The laity are not informed in these many instances because the laity, frankly, are not implicated in any meaningful way. Period.
There is often no need to advise the laity of the Church of any change in pastoral practices…and certainly not that are extremely narrow in their application. Anymore than they are in need of advisement on issues related to, for example, certain cases involving the internal forum, which guidance comes to us from the Holy See, or on specific procedures related to recourse in an appeal process engaging the tribunals, similarly communicated to us by the Holy See…to use but two of what could be many examples.
That you think something or everything should be communicated in very public ways is perfectly meaningless. And perfectly purposeless.

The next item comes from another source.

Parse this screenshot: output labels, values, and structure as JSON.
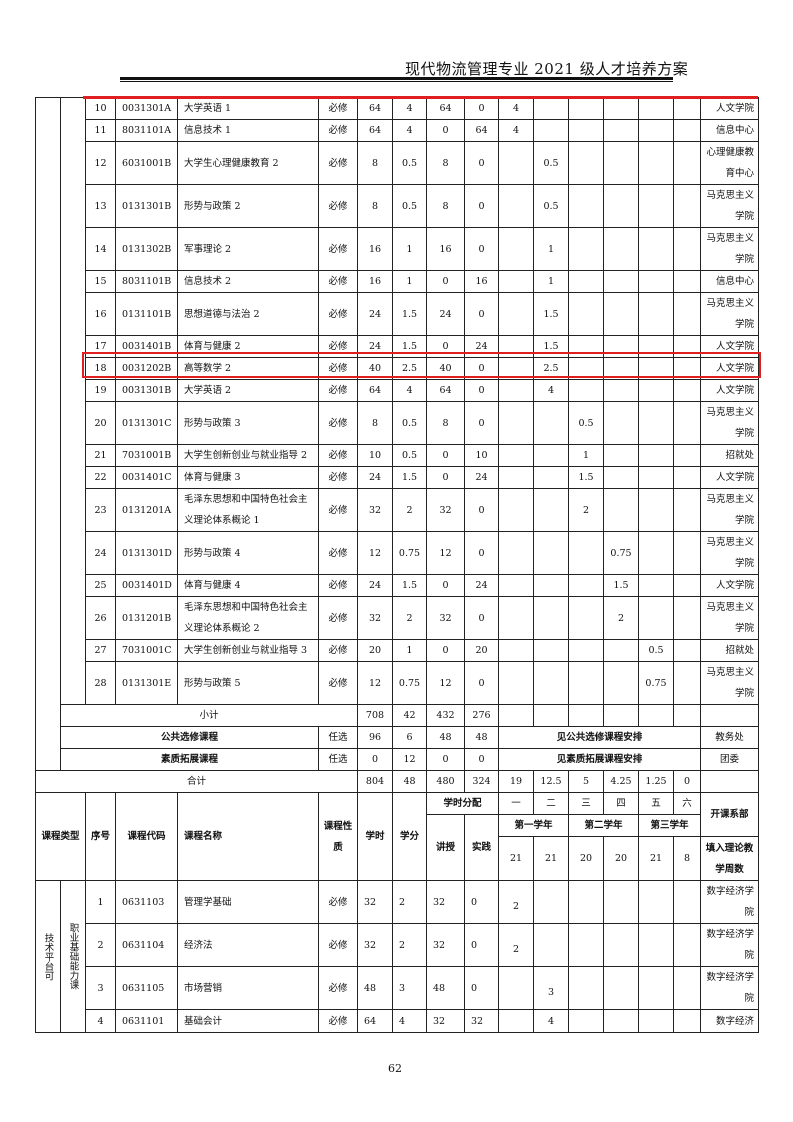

Communications also come, from the diocesan bishop but above all from the Holy See, under varying categories of confidentiality.
Ultimately when it concerns matters that are the prerogative of the Pope alone or of the Bishops (or some number of them) with the Pope or to the extent it devolves to them, the Bishops alone, that is the locus of activity. Not with the lay faithful. Not in the media. Not in public. That point should be, by this point, crystal clear.
When you make a statement “A change of that magnitude requires some sort of clear notice” you demonstrate thereby that you do not know of what you speak. The statement is an error in fact, from the perspective of theology and ecclesiology.
You may wish that it were otherwise but the wishing does not oblige the Successors of the Apostles to act in any way other than the way in which they, in fact, freely and deliberately act.
You probably meant to say authoritatively interpret or clarify. Otherwise, parents, theologians and other teachers would be denied their lay apostolate. We don’t appear to have a disagreement.
No. You are wrong in what you suppose I meant to say. I said exactly what I wrote, in the formulation I wrote it, for specific theological reason.
A parent, a theologian, a teacher or anyone engaged in a lay apostolate
transmits the teaching of the Magisterium.
Interprets is a technical term and it does not apply in the categories you cite.
Even those of us who hold a mandate as theologian are, by that vocation, at the service of the Magisterium. We do not interpret the Magisterium. We explicate what the Magisterium articulates.
In the service of our respective bishop as his theological advisor or as
periti to a gathering of bishops, we will offer our advice and our counsel that derives from our lifetime of study and research in so far as we are asked or consulted. The bishops, under the guidance of the Holy Spirit, may accept, amend, or reject that which we have offered…for they alone…the Successors of the Apostles…either the successor of Peter acting alone or the college acting with and under Peter’s Successor…are the guardians of the Sacred Deposit of the Faith and the ones who also govern its applications.
To
interpret, as to
define, has a specific and technical definition in theology related to the Magisterium. You manifest by your statement a lack of acquaintance with the terminology which therefore makes me arrive at the conclusion, after reading so many posts, that the attempt of explaining this topic yet one more time would be truly a fruitless effort.
As for the pastoral accompaniment that is being discussed, let us be crystal clear. A lay person may say something is “not going to happen”…they may say that the action requires some “official declaration” according to some manifestation that they conjure in their own mind…they may think other avenues of proceeding wrong…but such musings do not impede the process that is proceeding apace, even as I type this post.